The village of Toho was willing to make a financial contribution, but the other two municipalities did not accept the request. In 2020, it was decided to switch the line to a BRT service. Hiroaki Shibuya, 72, a former mayor of Toho who was in charge of negotiations at the time, said, “JR was determined to abolish the unprofitable line. We cannot win without the solidarity of the mayors involved.
Perhaps due to climate change, heavy rains occur almost every year in many parts of the country. Several JR lines run along coasts or near mountains, where the risk of disaster is high.
Hirokazu Kato, a professor of public transport policy at Nagoya University’s Graduate School of Engineering, points out that “JR wants to cut highly unprofitable lines in the event of a major disaster.”
Kato says that if municipalities are serious about saving their local lines, residents should take the initiative to use the lines, and local governments should be actively involved in taking disaster prevention measures.
In the aftermath of torrential rains in 2018 that damaged the Geibi Line and other lines in Hiroshima Prefecture, JR West restored them all.
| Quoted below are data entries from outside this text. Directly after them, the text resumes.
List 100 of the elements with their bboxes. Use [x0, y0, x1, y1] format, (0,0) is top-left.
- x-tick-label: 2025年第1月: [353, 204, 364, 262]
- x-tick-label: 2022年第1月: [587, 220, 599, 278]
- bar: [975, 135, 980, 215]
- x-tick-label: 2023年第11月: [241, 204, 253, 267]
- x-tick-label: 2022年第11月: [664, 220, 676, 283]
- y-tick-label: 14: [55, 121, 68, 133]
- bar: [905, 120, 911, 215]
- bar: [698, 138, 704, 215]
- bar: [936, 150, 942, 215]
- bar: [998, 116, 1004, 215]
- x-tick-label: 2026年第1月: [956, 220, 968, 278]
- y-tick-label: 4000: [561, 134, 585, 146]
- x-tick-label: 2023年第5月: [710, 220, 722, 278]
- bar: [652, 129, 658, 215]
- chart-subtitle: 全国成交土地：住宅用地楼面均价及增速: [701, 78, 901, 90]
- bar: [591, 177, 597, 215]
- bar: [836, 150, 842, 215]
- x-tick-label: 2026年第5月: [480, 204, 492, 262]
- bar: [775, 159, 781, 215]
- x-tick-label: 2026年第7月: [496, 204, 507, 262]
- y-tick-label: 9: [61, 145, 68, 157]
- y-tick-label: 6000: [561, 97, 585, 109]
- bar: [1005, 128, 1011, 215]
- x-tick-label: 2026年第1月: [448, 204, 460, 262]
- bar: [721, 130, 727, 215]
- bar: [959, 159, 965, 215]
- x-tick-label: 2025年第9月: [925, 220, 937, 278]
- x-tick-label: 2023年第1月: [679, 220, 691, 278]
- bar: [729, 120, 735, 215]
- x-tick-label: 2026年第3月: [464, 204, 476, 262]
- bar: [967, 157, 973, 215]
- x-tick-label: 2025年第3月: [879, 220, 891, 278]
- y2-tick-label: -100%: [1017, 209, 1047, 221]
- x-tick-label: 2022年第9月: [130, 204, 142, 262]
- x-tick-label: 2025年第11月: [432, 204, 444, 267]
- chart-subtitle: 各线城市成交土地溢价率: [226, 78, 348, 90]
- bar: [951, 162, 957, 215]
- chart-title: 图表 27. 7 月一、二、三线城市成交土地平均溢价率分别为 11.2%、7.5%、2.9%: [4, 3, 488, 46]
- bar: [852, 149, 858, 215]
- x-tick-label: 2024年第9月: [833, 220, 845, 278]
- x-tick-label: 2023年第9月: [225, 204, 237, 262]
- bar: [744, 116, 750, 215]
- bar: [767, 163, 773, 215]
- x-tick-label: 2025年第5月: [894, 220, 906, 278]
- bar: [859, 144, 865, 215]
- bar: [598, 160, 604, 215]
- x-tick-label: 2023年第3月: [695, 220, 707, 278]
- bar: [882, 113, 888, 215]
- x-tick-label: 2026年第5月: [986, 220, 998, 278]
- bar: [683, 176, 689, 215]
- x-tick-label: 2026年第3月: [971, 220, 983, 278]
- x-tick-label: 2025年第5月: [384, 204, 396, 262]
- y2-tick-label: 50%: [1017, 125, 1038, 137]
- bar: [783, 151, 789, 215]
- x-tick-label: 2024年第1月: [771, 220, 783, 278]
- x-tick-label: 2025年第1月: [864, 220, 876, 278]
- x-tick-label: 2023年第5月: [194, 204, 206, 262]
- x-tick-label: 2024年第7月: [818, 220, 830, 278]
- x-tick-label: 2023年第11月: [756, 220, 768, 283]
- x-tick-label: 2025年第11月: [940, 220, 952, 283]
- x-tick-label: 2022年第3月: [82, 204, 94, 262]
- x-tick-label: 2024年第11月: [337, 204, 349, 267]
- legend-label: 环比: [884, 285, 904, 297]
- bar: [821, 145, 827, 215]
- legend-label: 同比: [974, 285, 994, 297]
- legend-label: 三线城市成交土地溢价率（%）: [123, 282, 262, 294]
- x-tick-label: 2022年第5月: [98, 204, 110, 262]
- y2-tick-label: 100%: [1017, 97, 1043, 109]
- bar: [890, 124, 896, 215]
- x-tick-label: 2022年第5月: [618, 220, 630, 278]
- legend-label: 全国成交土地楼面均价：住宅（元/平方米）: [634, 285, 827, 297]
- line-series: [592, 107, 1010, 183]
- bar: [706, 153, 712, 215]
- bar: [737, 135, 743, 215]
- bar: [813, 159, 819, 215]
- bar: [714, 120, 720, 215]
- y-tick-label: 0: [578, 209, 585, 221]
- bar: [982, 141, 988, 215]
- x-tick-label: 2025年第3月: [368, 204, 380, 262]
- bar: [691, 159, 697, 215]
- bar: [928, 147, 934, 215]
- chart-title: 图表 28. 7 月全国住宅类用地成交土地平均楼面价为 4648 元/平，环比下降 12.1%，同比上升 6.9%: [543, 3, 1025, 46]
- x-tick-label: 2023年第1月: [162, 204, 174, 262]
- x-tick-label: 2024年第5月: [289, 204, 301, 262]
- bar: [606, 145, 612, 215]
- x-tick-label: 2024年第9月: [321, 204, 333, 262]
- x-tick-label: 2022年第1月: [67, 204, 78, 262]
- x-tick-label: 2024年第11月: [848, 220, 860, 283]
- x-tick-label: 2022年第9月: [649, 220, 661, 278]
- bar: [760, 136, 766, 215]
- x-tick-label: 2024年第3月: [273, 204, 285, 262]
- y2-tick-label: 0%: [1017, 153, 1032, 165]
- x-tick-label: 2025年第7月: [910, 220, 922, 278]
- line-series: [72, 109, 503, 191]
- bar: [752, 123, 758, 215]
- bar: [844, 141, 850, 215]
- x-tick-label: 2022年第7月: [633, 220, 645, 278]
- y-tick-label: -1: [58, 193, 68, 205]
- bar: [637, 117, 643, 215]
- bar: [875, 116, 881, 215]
However, the business environment has changed drastically since the pandemic hit in 2020.
According to the balance sheets of loss-making lines announced by JR West, five sections of the Geibi line, including the one with the Misaki River Bridge No. 1, were on average in the red by a total of 2.3 billion yen between the fiscal year 2017 and fiscal year 2019.
A local government official along the Geibi line fears that the difficult trading conditions will further damage the future of the local line.
“Disasters can happen at any time. If something like the torrential rain in western Japan happens again, I wonder if the railway line can be saved,” the official said.
This section introduces topics and issues covered by the Chugoku Shimbun, the largest newspaper in the Chugoku region. The original articles were published on April 15 and 16.